Addition is perhaps a fundamental mathematical process that can be completed with apparent ease. However, the process becomes increasingly difficult when dealing with larger numbers. Thanks to this quick Math hack, you can now add large numbers with absolute ease.
We explain this process by taking the help of complex numbers such as: 677 + 219
These numbers might seem to be overwhelming to add. However, if you round these digits off to the closest whole number and then initiate the process, then it can become easier to solve.
Consider 677 to be 680 by adding 3 and 219 to be 220 by adding 1.
Now add the results : 680 + 220
We would then obtain an initial answer “900”

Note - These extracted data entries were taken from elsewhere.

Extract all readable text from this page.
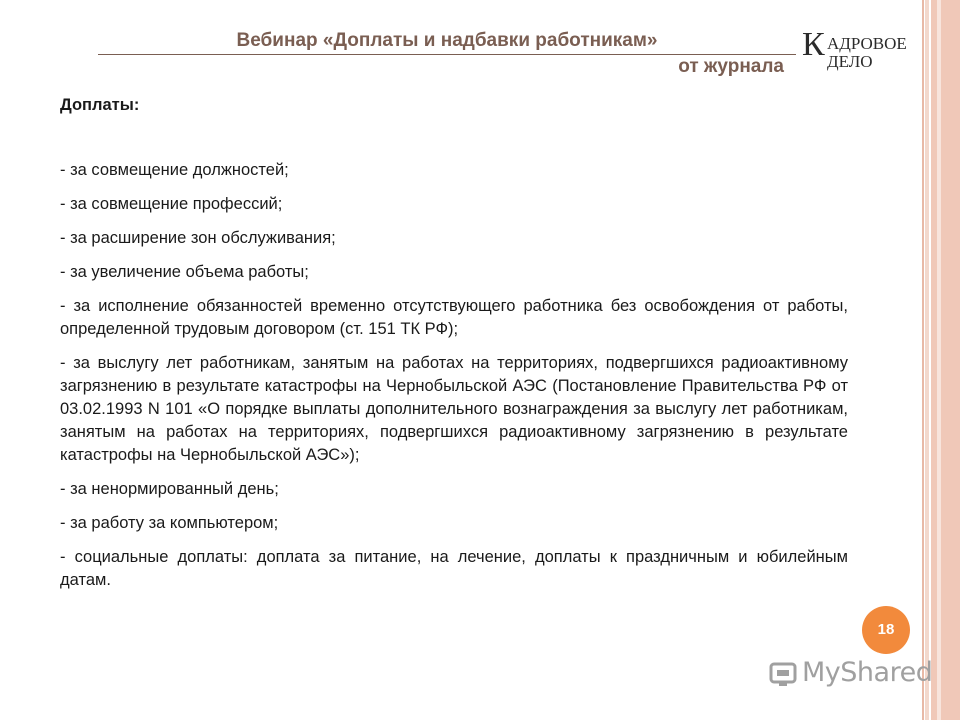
Вебинар «Доплаты и надбавки работникам»
от журнала
К АДРОВОЕ
ДЕЛО

Доплаты:

- за совмещение должностей;

- за совмещение профессий;

- за расширение зон обслуживания;

- за увеличение объема работы;

- за исполнение обязанностей временно отсутствующего работника без освобождения от работы, определенной трудовым договором (ст. 151 ТК РФ);

- за выслугу лет работникам, занятым на работах на территориях, подвергшихся радиоактивному загрязнению в результате катастрофы на Чернобыльской АЭС (Постановление Правительства РФ от 03.02.1993 N 101 «О порядке выплаты дополнительного вознаграждения за выслугу лет работникам, занятым на работах на территориях, подвергшихся радиоактивному загрязнению в результате катастрофы на Чернобыльской АЭС»);

- за ненормированный день;

- за работу за компьютером;

- социальные доплаты: доплата за питание, на лечение, доплаты к праздничным и юбилейным датам.

18
MyShared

Now, the final step involves subtracting the number that was added to the two variables from the initial answer of 900.
Therefore, 900 - (3 + 1) or 900 - 4
The Final Answer would be 896.
This is a very simple and straightforward technique that should be used by students regardless of their age and intelligence.
The tricks mentioned above will help students to save valuable time during examinations and will also allow them to gain more confidence to solve complex math equations more effectively.